In biotransformation, alcohol dehydrogenases are often used for the synthesis of enantiomerically pure stereoisomers of chiral alcohols. Often, high chemo- and enantioselectivity can be achieved. One example is the alcohol dehydrogenase from Lactobacillus brevis (LbADH), which is described to be a versatile biocatalyst. The high chemospecificity has been confirmed also in the case of substrates presenting two potential redox sites. For instance cinnamaldehyde presents both aliphatic double bond and aldehyde function. Unlike conventional catalysts, alcohol dehydrogenases are able to selectively act only on the latter, yielding exclusively cinnamyl alcohol.
In fuel cells, alcohol dehydrogenases can be used to catalyze the breakdown of fuel for an ethanol fuel cell. Scientists at Saint Louis University have used carbon-supported alcohol dehydrogenase with poly(methylene green) as an anode, with a nafion membrane, to achieve about 50 μA/cm2.
In 1949, E. Racker defined one unit of alcohol dehydrogenase activity as the amount that causes a change in optical density of 0.001 per minute under the standard conditions of assay. Recently, the international definition of enzymatic unit (E.U.) has been more common: one unit of Alcohol Dehydrogenase will convert 1.0 μmole of ethanol to acetaldehyde per minute at pH 8.8 at 25 °C.

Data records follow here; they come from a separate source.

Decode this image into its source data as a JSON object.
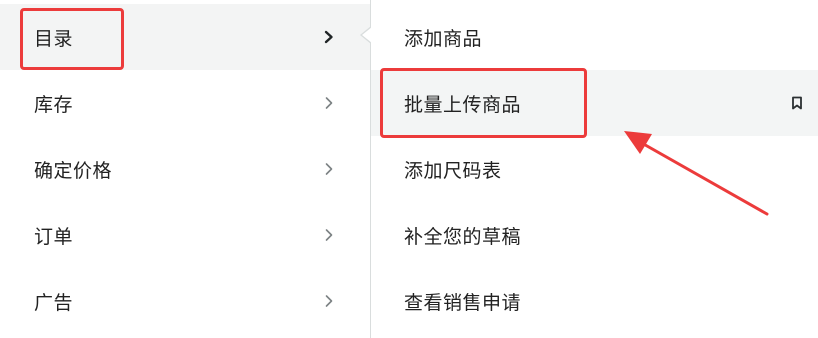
{
  "left_menu": {
    "items": [
      {
        "label": "目录",
        "active": true,
        "icon": "chevron-right-icon"
      },
      {
        "label": "库存",
        "active": false,
        "icon": "chevron-right-icon"
      },
      {
        "label": "确定价格",
        "active": false,
        "icon": "chevron-right-icon"
      },
      {
        "label": "订单",
        "active": false,
        "icon": "chevron-right-icon"
      },
      {
        "label": "广告",
        "active": false,
        "icon": "chevron-right-icon"
      }
    ]
  },
  "submenu": {
    "items": [
      {
        "label": "添加商品"
      },
      {
        "label": "批量上传商品",
        "hovered": true,
        "icon": "bookmark-icon"
      },
      {
        "label": "添加尺码表"
      },
      {
        "label": "补全您的草稿"
      },
      {
        "label": "查看销售申请"
      }
    ]
  },
  "annotations": {
    "color": "#ec3b3b",
    "highlighted": [
      "目录",
      "批量上传商品"
    ]
  }
}
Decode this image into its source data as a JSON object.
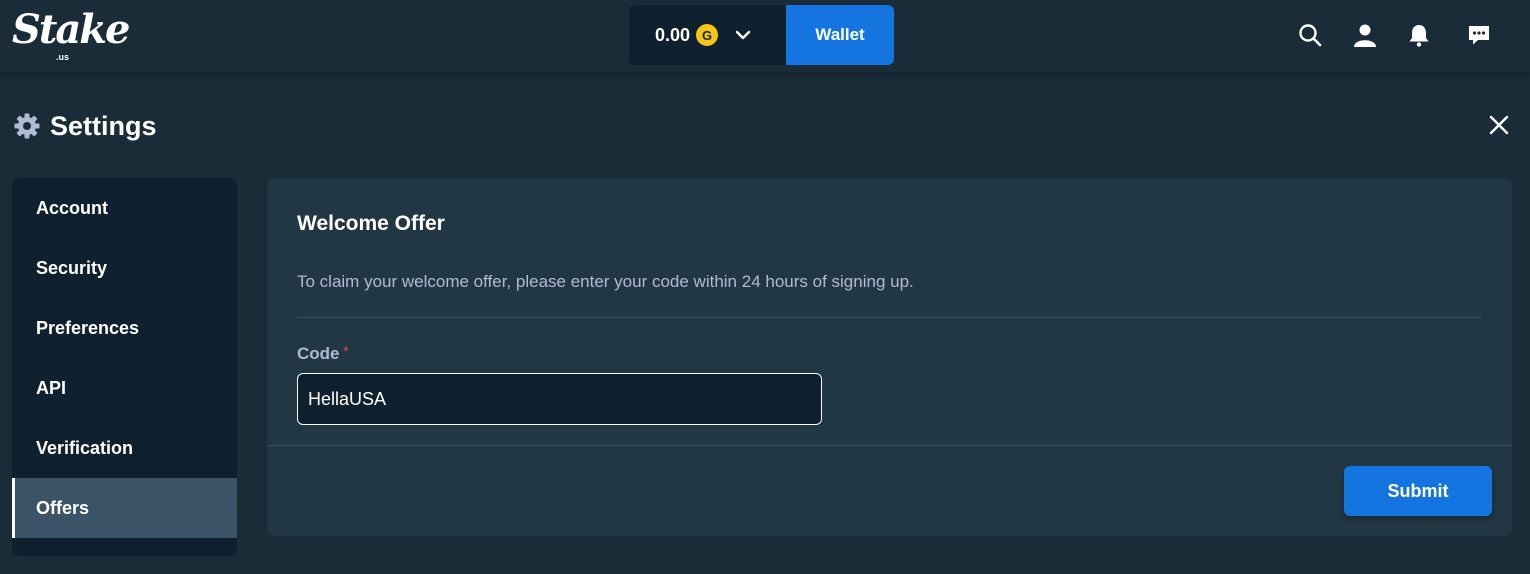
{
  "brand": {
    "name": "Stake",
    "suffix": ".us"
  },
  "topbar": {
    "balance": "0.00",
    "coin_symbol": "G",
    "wallet_label": "Wallet",
    "icons": [
      "chevron-down-icon",
      "search-icon",
      "user-icon",
      "bell-icon",
      "chat-icon"
    ]
  },
  "settings": {
    "title": "Settings",
    "icon": "gear-icon"
  },
  "sidebar": {
    "items": [
      {
        "label": "Account"
      },
      {
        "label": "Security"
      },
      {
        "label": "Preferences"
      },
      {
        "label": "API"
      },
      {
        "label": "Verification"
      },
      {
        "label": "Offers",
        "active": true
      }
    ]
  },
  "panel": {
    "title": "Welcome Offer",
    "description": "To claim your welcome offer, please enter your code within 24 hours of signing up.",
    "code_label": "Code",
    "required_mark": "*",
    "code_value": "HellaUSA",
    "submit_label": "Submit"
  },
  "colors": {
    "background": "#1a2c38",
    "sidebar": "#0f212e",
    "panel": "#213743",
    "accent_blue": "#1475e1",
    "coin_gold": "#f5c518",
    "muted_text": "#b1bad3"
  }
}
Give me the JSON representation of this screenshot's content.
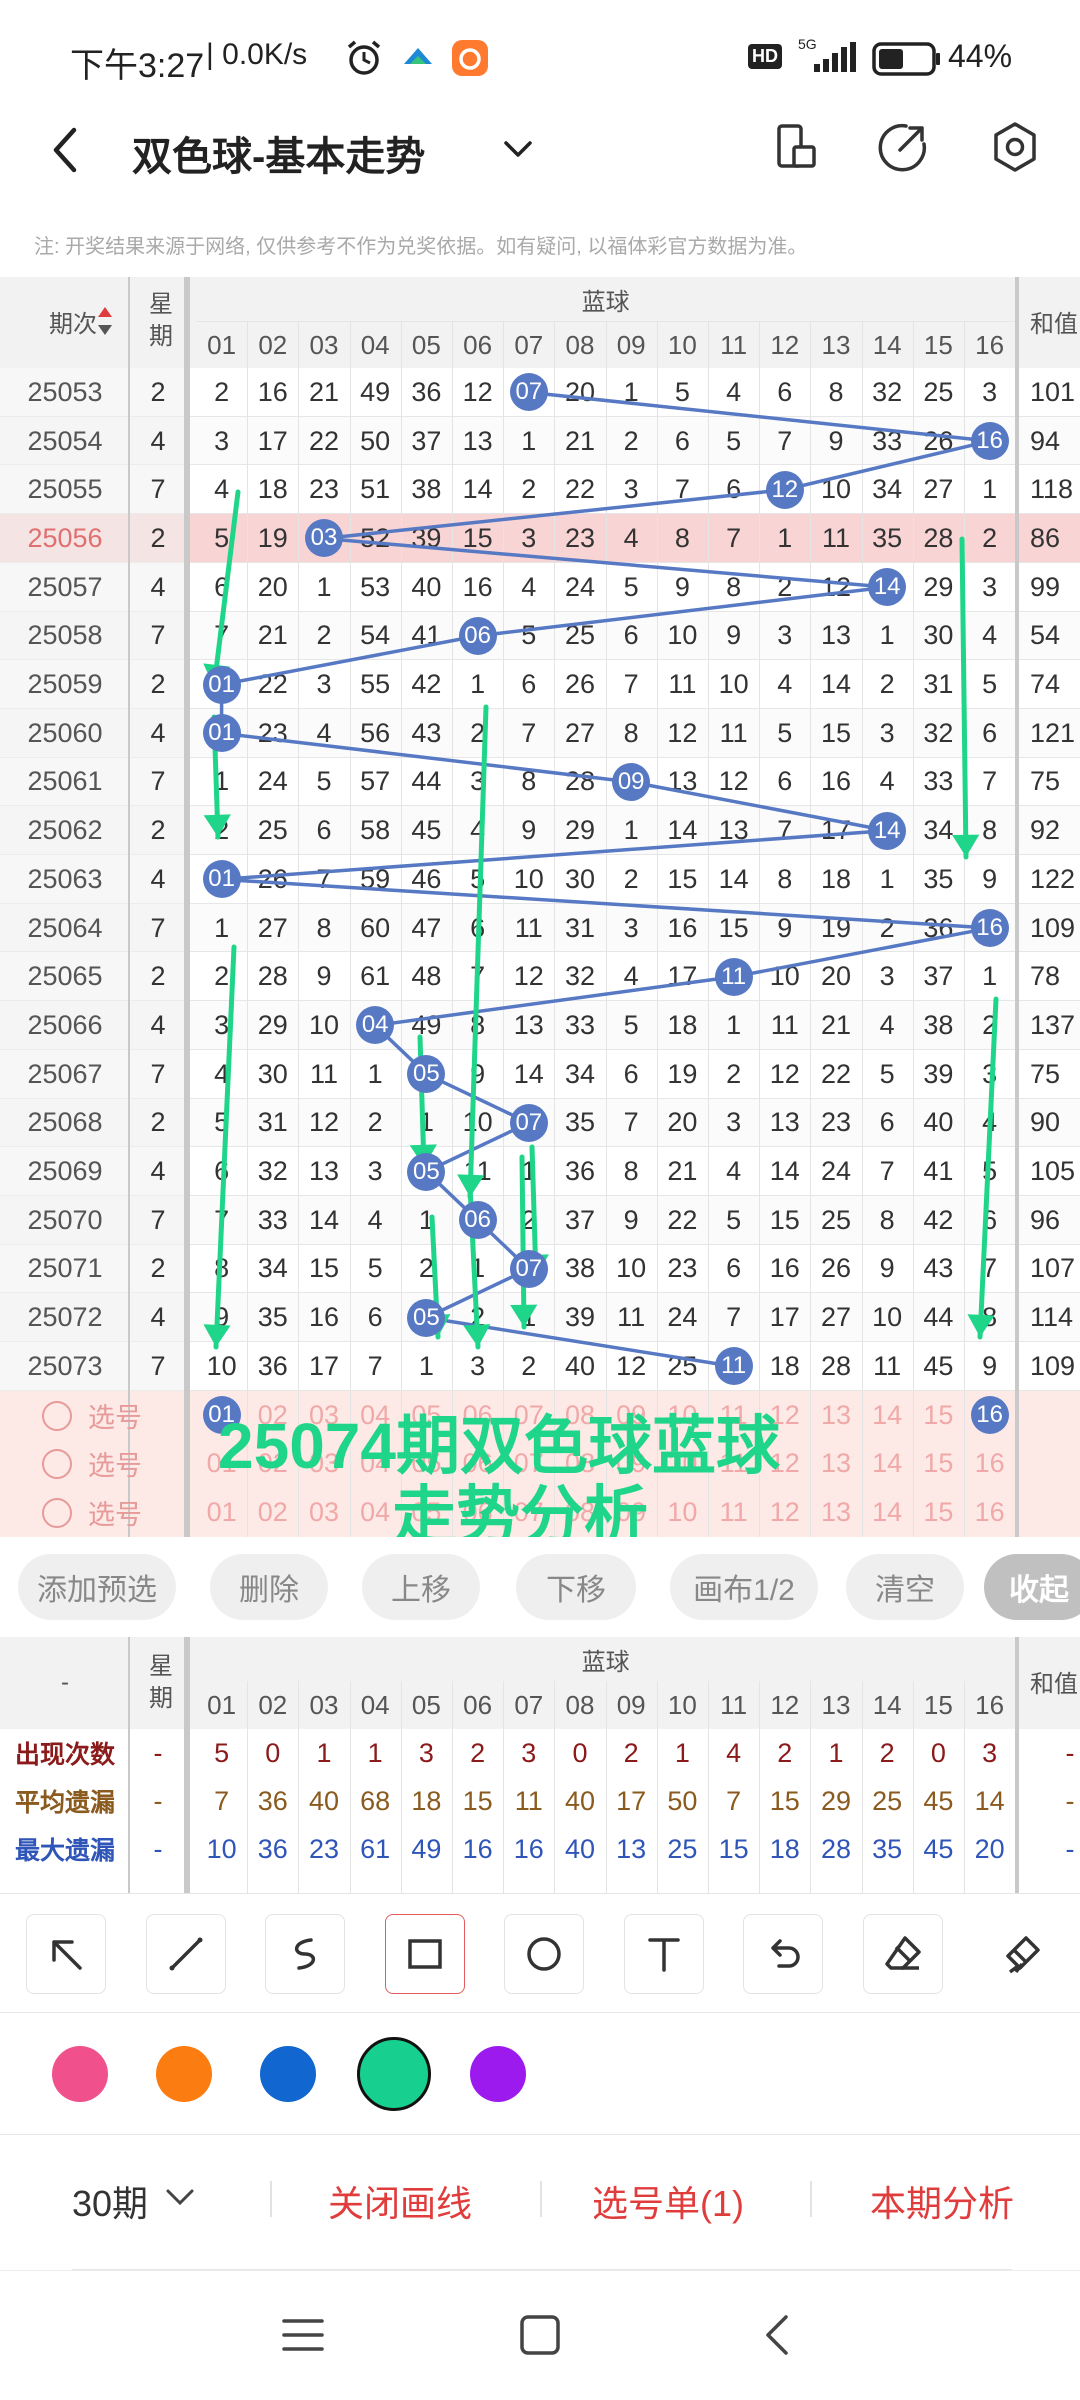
{
  "status_bar": {
    "time": "下午3:27",
    "net_speed": "| 0.0K/s",
    "hd": "HD",
    "signal": "5G",
    "battery": "44%",
    "icons": [
      "alarm-icon",
      "app-notification-icon",
      "app-notification-icon-2",
      "signal-icon",
      "battery-icon"
    ]
  },
  "header": {
    "title": "双色球-基本走势",
    "icons": [
      "back-icon",
      "chevron-down-icon",
      "device-rotate-icon",
      "share-icon",
      "settings-icon"
    ]
  },
  "notice": "注: 开奖结果来源于网络, 仅供参考不作为兑奖依据。如有疑问, 以福体彩官方数据为准。",
  "grid": {
    "col_issue": "期次",
    "col_weekday": "星期",
    "section_blue": "蓝球",
    "col_sum": "和值",
    "columns": [
      "01",
      "02",
      "03",
      "04",
      "05",
      "06",
      "07",
      "08",
      "09",
      "10",
      "11",
      "12",
      "13",
      "14",
      "15",
      "16"
    ],
    "rows": [
      {
        "issue": "25053",
        "week": "2",
        "cells": [
          "2",
          "16",
          "21",
          "49",
          "36",
          "12",
          "07",
          "20",
          "1",
          "5",
          "4",
          "6",
          "8",
          "32",
          "25",
          "3"
        ],
        "hit": 7,
        "sum": "101"
      },
      {
        "issue": "25054",
        "week": "4",
        "cells": [
          "3",
          "17",
          "22",
          "50",
          "37",
          "13",
          "1",
          "21",
          "2",
          "6",
          "5",
          "7",
          "9",
          "33",
          "26",
          "16"
        ],
        "hit": 16,
        "sum": "94"
      },
      {
        "issue": "25055",
        "week": "7",
        "cells": [
          "4",
          "18",
          "23",
          "51",
          "38",
          "14",
          "2",
          "22",
          "3",
          "7",
          "6",
          "12",
          "10",
          "34",
          "27",
          "1"
        ],
        "hit": 12,
        "sum": "118"
      },
      {
        "issue": "25056",
        "week": "2",
        "cells": [
          "5",
          "19",
          "03",
          "52",
          "39",
          "15",
          "3",
          "23",
          "4",
          "8",
          "7",
          "1",
          "11",
          "35",
          "28",
          "2"
        ],
        "hit": 3,
        "sum": "86",
        "highlight": true
      },
      {
        "issue": "25057",
        "week": "4",
        "cells": [
          "6",
          "20",
          "1",
          "53",
          "40",
          "16",
          "4",
          "24",
          "5",
          "9",
          "8",
          "2",
          "12",
          "14",
          "29",
          "3"
        ],
        "hit": 14,
        "sum": "99"
      },
      {
        "issue": "25058",
        "week": "7",
        "cells": [
          "7",
          "21",
          "2",
          "54",
          "41",
          "06",
          "5",
          "25",
          "6",
          "10",
          "9",
          "3",
          "13",
          "1",
          "30",
          "4"
        ],
        "hit": 6,
        "sum": "54"
      },
      {
        "issue": "25059",
        "week": "2",
        "cells": [
          "01",
          "22",
          "3",
          "55",
          "42",
          "1",
          "6",
          "26",
          "7",
          "11",
          "10",
          "4",
          "14",
          "2",
          "31",
          "5"
        ],
        "hit": 1,
        "sum": "74"
      },
      {
        "issue": "25060",
        "week": "4",
        "cells": [
          "01",
          "23",
          "4",
          "56",
          "43",
          "2",
          "7",
          "27",
          "8",
          "12",
          "11",
          "5",
          "15",
          "3",
          "32",
          "6"
        ],
        "hit": 1,
        "sum": "121"
      },
      {
        "issue": "25061",
        "week": "7",
        "cells": [
          "1",
          "24",
          "5",
          "57",
          "44",
          "3",
          "8",
          "28",
          "09",
          "13",
          "12",
          "6",
          "16",
          "4",
          "33",
          "7"
        ],
        "hit": 9,
        "sum": "75"
      },
      {
        "issue": "25062",
        "week": "2",
        "cells": [
          "2",
          "25",
          "6",
          "58",
          "45",
          "4",
          "9",
          "29",
          "1",
          "14",
          "13",
          "7",
          "17",
          "14",
          "34",
          "8"
        ],
        "hit": 14,
        "sum": "92"
      },
      {
        "issue": "25063",
        "week": "4",
        "cells": [
          "01",
          "26",
          "7",
          "59",
          "46",
          "5",
          "10",
          "30",
          "2",
          "15",
          "14",
          "8",
          "18",
          "1",
          "35",
          "9"
        ],
        "hit": 1,
        "sum": "122"
      },
      {
        "issue": "25064",
        "week": "7",
        "cells": [
          "1",
          "27",
          "8",
          "60",
          "47",
          "6",
          "11",
          "31",
          "3",
          "16",
          "15",
          "9",
          "19",
          "2",
          "36",
          "16"
        ],
        "hit": 16,
        "sum": "109"
      },
      {
        "issue": "25065",
        "week": "2",
        "cells": [
          "2",
          "28",
          "9",
          "61",
          "48",
          "7",
          "12",
          "32",
          "4",
          "17",
          "11",
          "10",
          "20",
          "3",
          "37",
          "1"
        ],
        "hit": 11,
        "sum": "78"
      },
      {
        "issue": "25066",
        "week": "4",
        "cells": [
          "3",
          "29",
          "10",
          "04",
          "49",
          "8",
          "13",
          "33",
          "5",
          "18",
          "1",
          "11",
          "21",
          "4",
          "38",
          "2"
        ],
        "hit": 4,
        "sum": "137"
      },
      {
        "issue": "25067",
        "week": "7",
        "cells": [
          "4",
          "30",
          "11",
          "1",
          "05",
          "9",
          "14",
          "34",
          "6",
          "19",
          "2",
          "12",
          "22",
          "5",
          "39",
          "3"
        ],
        "hit": 5,
        "sum": "75"
      },
      {
        "issue": "25068",
        "week": "2",
        "cells": [
          "5",
          "31",
          "12",
          "2",
          "1",
          "10",
          "07",
          "35",
          "7",
          "20",
          "3",
          "13",
          "23",
          "6",
          "40",
          "4"
        ],
        "hit": 7,
        "sum": "90"
      },
      {
        "issue": "25069",
        "week": "4",
        "cells": [
          "6",
          "32",
          "13",
          "3",
          "05",
          "11",
          "1",
          "36",
          "8",
          "21",
          "4",
          "14",
          "24",
          "7",
          "41",
          "5"
        ],
        "hit": 5,
        "sum": "105"
      },
      {
        "issue": "25070",
        "week": "7",
        "cells": [
          "7",
          "33",
          "14",
          "4",
          "1",
          "06",
          "2",
          "37",
          "9",
          "22",
          "5",
          "15",
          "25",
          "8",
          "42",
          "6"
        ],
        "hit": 6,
        "sum": "96"
      },
      {
        "issue": "25071",
        "week": "2",
        "cells": [
          "8",
          "34",
          "15",
          "5",
          "2",
          "1",
          "07",
          "38",
          "10",
          "23",
          "6",
          "16",
          "26",
          "9",
          "43",
          "7"
        ],
        "hit": 7,
        "sum": "107"
      },
      {
        "issue": "25072",
        "week": "4",
        "cells": [
          "9",
          "35",
          "16",
          "6",
          "05",
          "2",
          "1",
          "39",
          "11",
          "24",
          "7",
          "17",
          "27",
          "10",
          "44",
          "8"
        ],
        "hit": 5,
        "sum": "114"
      },
      {
        "issue": "25073",
        "week": "7",
        "cells": [
          "10",
          "36",
          "17",
          "7",
          "1",
          "3",
          "2",
          "40",
          "12",
          "25",
          "11",
          "18",
          "28",
          "11",
          "45",
          "9"
        ],
        "hit": 11,
        "sum": "109"
      }
    ],
    "pick_label": "选号",
    "pick_rows": 3,
    "pick_ball_left": "01",
    "pick_ball_right": "16",
    "annotation_line1": "25074期双色球蓝球",
    "annotation_line2": "走势分析"
  },
  "buttons": [
    "添加预选",
    "删除",
    "上移",
    "下移",
    "画布1/2",
    "清空",
    "收起"
  ],
  "stats": {
    "col_first": "-",
    "col_weekday": "星期",
    "section_blue": "蓝球",
    "col_sum": "和值",
    "rows": [
      {
        "label": "出现次数",
        "week": "-",
        "values": [
          "5",
          "0",
          "1",
          "1",
          "3",
          "2",
          "3",
          "0",
          "2",
          "1",
          "4",
          "2",
          "1",
          "2",
          "0",
          "3"
        ],
        "sum": "-",
        "color": "#8b1a1a"
      },
      {
        "label": "平均遗漏",
        "week": "-",
        "values": [
          "7",
          "36",
          "40",
          "68",
          "18",
          "15",
          "11",
          "40",
          "17",
          "50",
          "7",
          "15",
          "29",
          "25",
          "45",
          "14"
        ],
        "sum": "-",
        "color": "#8a5a1e"
      },
      {
        "label": "最大遗漏",
        "week": "-",
        "values": [
          "10",
          "36",
          "23",
          "61",
          "49",
          "16",
          "16",
          "40",
          "13",
          "25",
          "15",
          "18",
          "28",
          "35",
          "45",
          "20"
        ],
        "sum": "-",
        "color": "#2f55b8"
      }
    ]
  },
  "tools": [
    "arrow-tool-icon",
    "line-tool-icon",
    "freehand-tool-icon",
    "rectangle-tool-icon",
    "circle-tool-icon",
    "text-tool-icon",
    "undo-icon",
    "eraser-icon",
    "clear-brush-icon"
  ],
  "colors": [
    "#f0508c",
    "#fb7c10",
    "#1266d0",
    "#17cf8f",
    "#9c1aee"
  ],
  "bottom_bar": {
    "period": "30期",
    "close_lines": "关闭画线",
    "selection": "选号单(1)",
    "analysis": "本期分析"
  },
  "nav": [
    "menu-icon",
    "home-icon",
    "back-icon"
  ],
  "accent_color": "#e03c3c",
  "ball_color": "#5779c4",
  "draw_color": "#1fd58a"
}
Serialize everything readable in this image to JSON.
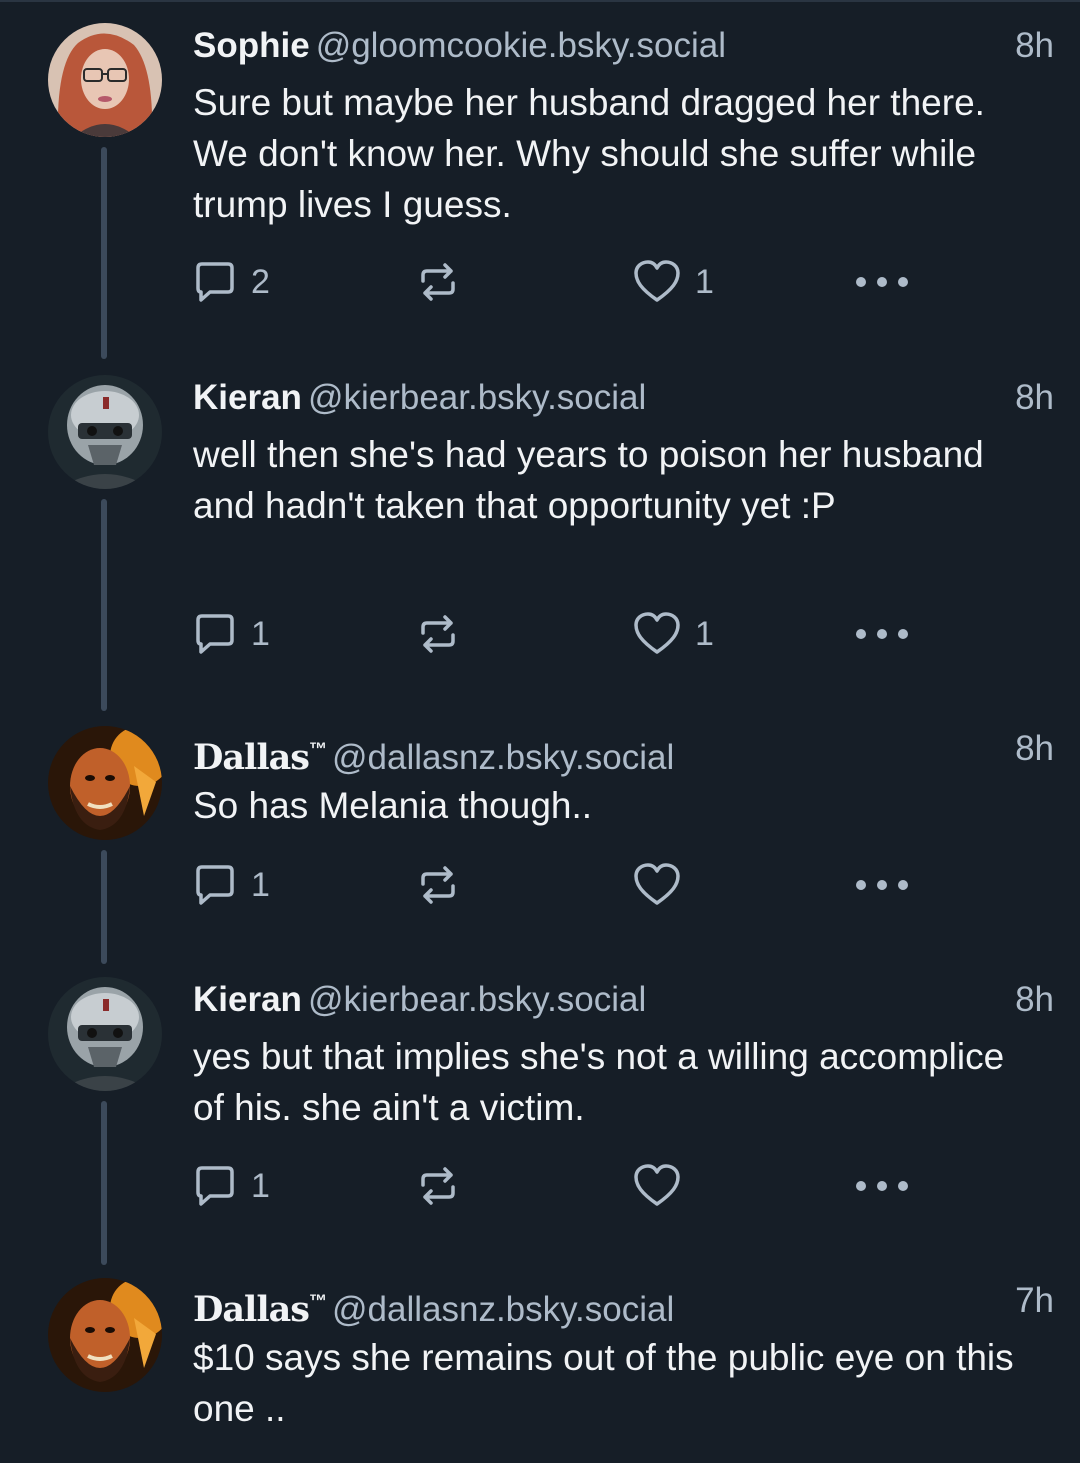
{
  "posts": [
    {
      "name": "Sophie",
      "trademark": "",
      "handle": "@gloomcookie.bsky.social",
      "time": "8h",
      "text": "Sure but maybe her husband dragged her there. We don't know her. Why should she suffer while trump lives I guess.",
      "reply_count": "2",
      "like_count": "1"
    },
    {
      "name": "Kieran",
      "trademark": "",
      "handle": "@kierbear.bsky.social",
      "time": "8h",
      "text": "well then she's had years to poison her husband and hadn't taken that opportunity yet :P",
      "reply_count": "1",
      "like_count": "1"
    },
    {
      "name": "Dallas",
      "trademark": "™",
      "handle": "@dallasnz.bsky.social",
      "time": "8h",
      "text": "So has Melania though..",
      "reply_count": "1",
      "like_count": ""
    },
    {
      "name": "Kieran",
      "trademark": "",
      "handle": "@kierbear.bsky.social",
      "time": "8h",
      "text": "yes but that implies she's not a willing accomplice of his. she ain't a victim.",
      "reply_count": "1",
      "like_count": ""
    },
    {
      "name": "Dallas",
      "trademark": "™",
      "handle": "@dallasnz.bsky.social",
      "time": "7h",
      "text": "$10 says she remains out of the public eye on this one .."
    }
  ],
  "icons": {
    "reply": "reply-bubble-icon",
    "repost": "repost-arrows-icon",
    "like": "heart-icon",
    "more": "more-dots-icon"
  },
  "colors": {
    "background": "#161e27",
    "thread_line": "#3c4a5b",
    "muted_text": "#aebbc9",
    "primary_text": "#f1f3f5"
  }
}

There have been studies showing that variations in ADH that influence ethanol metabolism have an impact on the risk of alcohol dependence. The strongest effect is due to variations in ADH1B that increase the rate at which alcohol is converted to acetaldehyde. One such variant is most common in individuals from East Asia and the Middle East, another is most common in individuals from Africa. Both variants reduce the risk for alcoholism, but individuals can become alcoholic despite that. Researchers have tentatively detected a few other genes to be associated with alcoholism, and know that there must be many more remaining to be found. Research continues in order to identify the genes and their influence on alcoholism.
Drug dependence is another problem associated with ADH, which researchers think might be linked to alcoholism. One particular study suggests that drug dependence has seven ADH genes associated with it, however, more research is necessary. Alcohol dependence and other drug dependence may share some risk factors, but because alcohol dependence is often comorbid with other drug dependences, the association of ADH with the other drug dependencies may not be causal.
Fomepizole, a drug that competitively inhibits alcohol dehydrogenase, can be used in the setting of acute methanol or ethylene glycol toxicity. This prevents the conversion of the methanol or ethylene glycol to its toxic metabolites (such as formic acid, formaldehyde, or glycolate). The same effect is also sometimes achieved with ethanol, again by competitive inhibition of ADH.
The drug hydroxyzine is broken into its active metabolite cetirizine by alcohol dehydrogenase. Other drugs with alcohol groups may be metabolized in a similar way as long as steric hindrance does not prevent the alcohol from reaching the active site.